Wèl erkent het Hof in deze zaak het recht op vakantie behoud van loon als een bijzonder belangrijk beginsel van communautair sociaal recht.

Inmiddels is in meer zaken door diverse Advocaten-Generaal verwezen naar (bepalingen van) het Handvest (conclusie Advocaat-Generaal Alber in zaak C-340/99, TNT Traco SpA/ Poste Italiane SpA e.a.- artikel 36 Handvest (toegang tot diensten van algemeen belang)-; conclusie Mischo in gevoegde zaken C-122/99 P en C-125/99 P, D/Raad -artikel 9 Handvest (recht te huwen en recht een gezin te stichten)-; conclusie Advocaat-Generaal Jacobs in zaak C-270/99 P, Z/Parlement -artikel 41 Handvest (recht op behoorlijk bestuur)-. Ook in de arresten die inmiddels zijn gewezen heeft het Hof geen verwijzing naar het Handvest opgenomen.
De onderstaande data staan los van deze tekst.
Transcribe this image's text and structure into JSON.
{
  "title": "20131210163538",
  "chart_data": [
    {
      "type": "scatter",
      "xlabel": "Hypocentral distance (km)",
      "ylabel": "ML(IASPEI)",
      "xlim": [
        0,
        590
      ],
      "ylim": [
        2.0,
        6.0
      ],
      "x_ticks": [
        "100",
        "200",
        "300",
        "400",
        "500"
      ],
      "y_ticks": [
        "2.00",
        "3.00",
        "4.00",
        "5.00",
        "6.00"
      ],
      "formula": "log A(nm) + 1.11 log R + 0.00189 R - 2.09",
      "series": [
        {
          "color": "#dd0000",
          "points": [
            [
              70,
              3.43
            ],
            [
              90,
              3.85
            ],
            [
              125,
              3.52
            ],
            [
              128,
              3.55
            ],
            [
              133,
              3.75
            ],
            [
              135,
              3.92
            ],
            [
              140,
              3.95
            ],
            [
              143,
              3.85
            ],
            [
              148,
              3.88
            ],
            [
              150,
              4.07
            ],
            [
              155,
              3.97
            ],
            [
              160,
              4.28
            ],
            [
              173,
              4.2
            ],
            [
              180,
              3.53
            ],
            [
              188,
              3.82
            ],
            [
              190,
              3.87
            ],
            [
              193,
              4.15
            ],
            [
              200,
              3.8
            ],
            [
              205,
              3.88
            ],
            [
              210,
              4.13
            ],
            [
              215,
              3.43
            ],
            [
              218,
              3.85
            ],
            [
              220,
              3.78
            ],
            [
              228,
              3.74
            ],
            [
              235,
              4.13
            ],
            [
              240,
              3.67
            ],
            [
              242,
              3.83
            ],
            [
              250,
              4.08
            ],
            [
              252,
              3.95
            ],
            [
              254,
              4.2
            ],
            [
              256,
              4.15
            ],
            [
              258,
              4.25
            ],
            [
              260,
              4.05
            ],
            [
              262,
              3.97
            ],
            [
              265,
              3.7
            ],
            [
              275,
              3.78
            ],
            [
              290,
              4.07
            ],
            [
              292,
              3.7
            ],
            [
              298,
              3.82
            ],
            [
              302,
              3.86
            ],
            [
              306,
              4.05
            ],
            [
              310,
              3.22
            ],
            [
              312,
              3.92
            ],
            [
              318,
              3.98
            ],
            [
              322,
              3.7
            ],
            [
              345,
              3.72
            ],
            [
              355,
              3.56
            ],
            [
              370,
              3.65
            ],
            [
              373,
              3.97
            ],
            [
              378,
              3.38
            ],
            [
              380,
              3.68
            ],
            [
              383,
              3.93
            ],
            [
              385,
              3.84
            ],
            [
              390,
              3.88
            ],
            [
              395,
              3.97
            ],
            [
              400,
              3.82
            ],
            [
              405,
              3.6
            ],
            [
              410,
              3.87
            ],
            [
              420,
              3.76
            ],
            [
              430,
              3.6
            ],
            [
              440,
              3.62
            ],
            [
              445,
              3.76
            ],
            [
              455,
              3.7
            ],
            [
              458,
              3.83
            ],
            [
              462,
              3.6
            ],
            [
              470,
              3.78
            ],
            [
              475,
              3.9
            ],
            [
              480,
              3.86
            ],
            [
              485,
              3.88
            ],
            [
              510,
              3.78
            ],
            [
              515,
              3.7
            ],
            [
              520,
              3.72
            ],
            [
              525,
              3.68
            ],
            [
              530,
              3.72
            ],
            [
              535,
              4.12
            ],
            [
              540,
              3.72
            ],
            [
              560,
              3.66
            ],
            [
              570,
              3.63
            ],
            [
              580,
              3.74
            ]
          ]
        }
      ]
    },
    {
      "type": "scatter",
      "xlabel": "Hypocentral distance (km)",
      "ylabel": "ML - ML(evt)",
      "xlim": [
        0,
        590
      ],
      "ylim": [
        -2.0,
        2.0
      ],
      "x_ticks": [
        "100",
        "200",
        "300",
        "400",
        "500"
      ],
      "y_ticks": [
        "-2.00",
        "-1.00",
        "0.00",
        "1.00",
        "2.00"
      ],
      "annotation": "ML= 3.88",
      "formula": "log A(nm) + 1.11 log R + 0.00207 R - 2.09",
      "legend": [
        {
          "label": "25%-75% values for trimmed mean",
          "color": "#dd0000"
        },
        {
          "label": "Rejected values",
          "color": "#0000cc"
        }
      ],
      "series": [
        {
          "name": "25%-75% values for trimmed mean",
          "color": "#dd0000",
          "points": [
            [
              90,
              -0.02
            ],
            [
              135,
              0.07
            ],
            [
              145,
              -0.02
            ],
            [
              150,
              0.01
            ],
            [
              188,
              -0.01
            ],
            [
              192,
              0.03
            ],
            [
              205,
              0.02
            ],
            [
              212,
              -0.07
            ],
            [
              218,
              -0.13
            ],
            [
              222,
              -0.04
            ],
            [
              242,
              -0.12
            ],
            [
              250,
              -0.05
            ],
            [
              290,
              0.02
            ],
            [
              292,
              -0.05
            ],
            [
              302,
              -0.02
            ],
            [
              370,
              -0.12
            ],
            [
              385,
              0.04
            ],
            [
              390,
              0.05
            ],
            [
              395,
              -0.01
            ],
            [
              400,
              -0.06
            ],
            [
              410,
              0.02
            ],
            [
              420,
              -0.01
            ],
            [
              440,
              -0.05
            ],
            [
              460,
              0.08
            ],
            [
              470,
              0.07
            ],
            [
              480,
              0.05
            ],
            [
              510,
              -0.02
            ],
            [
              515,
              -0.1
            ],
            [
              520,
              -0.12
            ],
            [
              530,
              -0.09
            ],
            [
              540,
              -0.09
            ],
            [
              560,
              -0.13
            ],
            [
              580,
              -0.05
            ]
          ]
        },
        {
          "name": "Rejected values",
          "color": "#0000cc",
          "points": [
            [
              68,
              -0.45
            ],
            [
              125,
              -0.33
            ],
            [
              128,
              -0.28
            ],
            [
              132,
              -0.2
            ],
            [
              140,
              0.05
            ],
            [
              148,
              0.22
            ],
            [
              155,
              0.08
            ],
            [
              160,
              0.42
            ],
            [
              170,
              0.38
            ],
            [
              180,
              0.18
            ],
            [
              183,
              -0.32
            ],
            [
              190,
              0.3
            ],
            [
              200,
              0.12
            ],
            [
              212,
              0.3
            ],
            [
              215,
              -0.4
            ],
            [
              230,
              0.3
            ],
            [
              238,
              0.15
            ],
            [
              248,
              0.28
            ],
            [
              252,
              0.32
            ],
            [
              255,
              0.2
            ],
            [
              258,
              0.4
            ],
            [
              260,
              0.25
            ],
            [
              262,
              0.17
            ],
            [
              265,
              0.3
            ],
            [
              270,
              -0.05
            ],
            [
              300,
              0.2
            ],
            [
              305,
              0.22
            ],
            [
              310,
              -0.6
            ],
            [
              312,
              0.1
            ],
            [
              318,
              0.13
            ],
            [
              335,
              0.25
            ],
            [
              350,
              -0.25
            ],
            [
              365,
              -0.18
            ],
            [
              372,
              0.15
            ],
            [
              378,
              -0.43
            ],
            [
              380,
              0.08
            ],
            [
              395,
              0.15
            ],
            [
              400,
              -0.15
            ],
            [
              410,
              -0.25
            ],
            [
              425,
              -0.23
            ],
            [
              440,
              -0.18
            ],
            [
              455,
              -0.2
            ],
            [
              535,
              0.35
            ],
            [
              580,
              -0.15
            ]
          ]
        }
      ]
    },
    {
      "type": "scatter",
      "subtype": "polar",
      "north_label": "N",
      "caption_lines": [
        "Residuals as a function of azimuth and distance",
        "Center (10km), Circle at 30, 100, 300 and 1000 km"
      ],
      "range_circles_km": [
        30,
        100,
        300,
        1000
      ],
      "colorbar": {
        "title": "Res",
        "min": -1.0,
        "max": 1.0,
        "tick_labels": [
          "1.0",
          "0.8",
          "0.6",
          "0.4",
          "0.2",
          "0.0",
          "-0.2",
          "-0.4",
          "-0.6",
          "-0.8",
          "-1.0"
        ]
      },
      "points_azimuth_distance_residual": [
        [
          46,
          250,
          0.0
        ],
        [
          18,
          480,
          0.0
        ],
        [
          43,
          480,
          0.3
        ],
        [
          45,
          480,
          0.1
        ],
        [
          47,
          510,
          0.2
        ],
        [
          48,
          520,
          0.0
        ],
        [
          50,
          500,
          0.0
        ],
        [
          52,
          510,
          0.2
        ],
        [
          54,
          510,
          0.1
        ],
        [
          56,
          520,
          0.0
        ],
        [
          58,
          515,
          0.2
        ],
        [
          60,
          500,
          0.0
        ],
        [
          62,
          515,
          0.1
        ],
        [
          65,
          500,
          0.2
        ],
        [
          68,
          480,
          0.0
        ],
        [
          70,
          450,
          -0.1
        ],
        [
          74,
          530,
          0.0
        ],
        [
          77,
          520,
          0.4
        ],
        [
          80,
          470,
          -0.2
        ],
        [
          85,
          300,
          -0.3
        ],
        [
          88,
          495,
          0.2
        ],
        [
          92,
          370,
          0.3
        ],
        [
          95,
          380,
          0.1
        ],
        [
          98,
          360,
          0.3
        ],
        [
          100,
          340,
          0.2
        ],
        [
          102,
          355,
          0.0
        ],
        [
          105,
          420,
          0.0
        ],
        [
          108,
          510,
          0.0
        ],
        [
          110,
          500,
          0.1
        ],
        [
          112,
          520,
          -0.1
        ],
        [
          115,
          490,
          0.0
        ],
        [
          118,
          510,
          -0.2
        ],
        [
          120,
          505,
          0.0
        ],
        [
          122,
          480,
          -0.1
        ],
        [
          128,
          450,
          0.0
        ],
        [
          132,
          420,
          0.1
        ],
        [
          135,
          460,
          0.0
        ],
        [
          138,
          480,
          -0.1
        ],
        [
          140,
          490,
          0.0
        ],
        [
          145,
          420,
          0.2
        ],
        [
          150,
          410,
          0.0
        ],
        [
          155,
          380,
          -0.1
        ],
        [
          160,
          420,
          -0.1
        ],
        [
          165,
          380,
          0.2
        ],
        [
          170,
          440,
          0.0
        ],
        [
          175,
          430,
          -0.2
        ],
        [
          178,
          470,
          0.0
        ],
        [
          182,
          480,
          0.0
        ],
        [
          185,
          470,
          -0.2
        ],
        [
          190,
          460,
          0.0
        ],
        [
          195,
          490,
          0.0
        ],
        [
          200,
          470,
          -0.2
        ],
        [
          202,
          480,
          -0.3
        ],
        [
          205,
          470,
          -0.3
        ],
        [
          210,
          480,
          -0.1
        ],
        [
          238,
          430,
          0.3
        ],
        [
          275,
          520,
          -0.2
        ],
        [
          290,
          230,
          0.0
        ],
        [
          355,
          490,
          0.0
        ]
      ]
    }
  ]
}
Of dit in de toekomst anders wordt moet worden afgewacht.

Eerste inventarisatie van mogelijke effecten voor beleid, wetgeving, rechtspraak of rechtspraktijk
Er zijn geen gevolgen voor beleid en wetgeving: de Nederlandse implementatiewetgeving ter uitvoering van Richtlijn 93/104/EG, te weten Arbeidstijdenwet, Arbeidstijdenbesluit en Arbeidsomstandighedenbesluit, bevatten geen bepalingen die werkgevers toelaten een minimumperiode van tewerkstelling te hanteren voordat een werknemer recht op vakantie opbouwt. De rechtspraak en rechtspraktijk moeten er zich van bewust zijn dat in geschillen over het recht op vakantie dit recht door het Hof is erkend als een bijzonder belangrijk beginsel van communautair sociaal recht.

Voorstel van behandeling
De ICER zendt dit fiche en het arrest ter kennisneming aan de Ministers van SZW, Jus en BZK.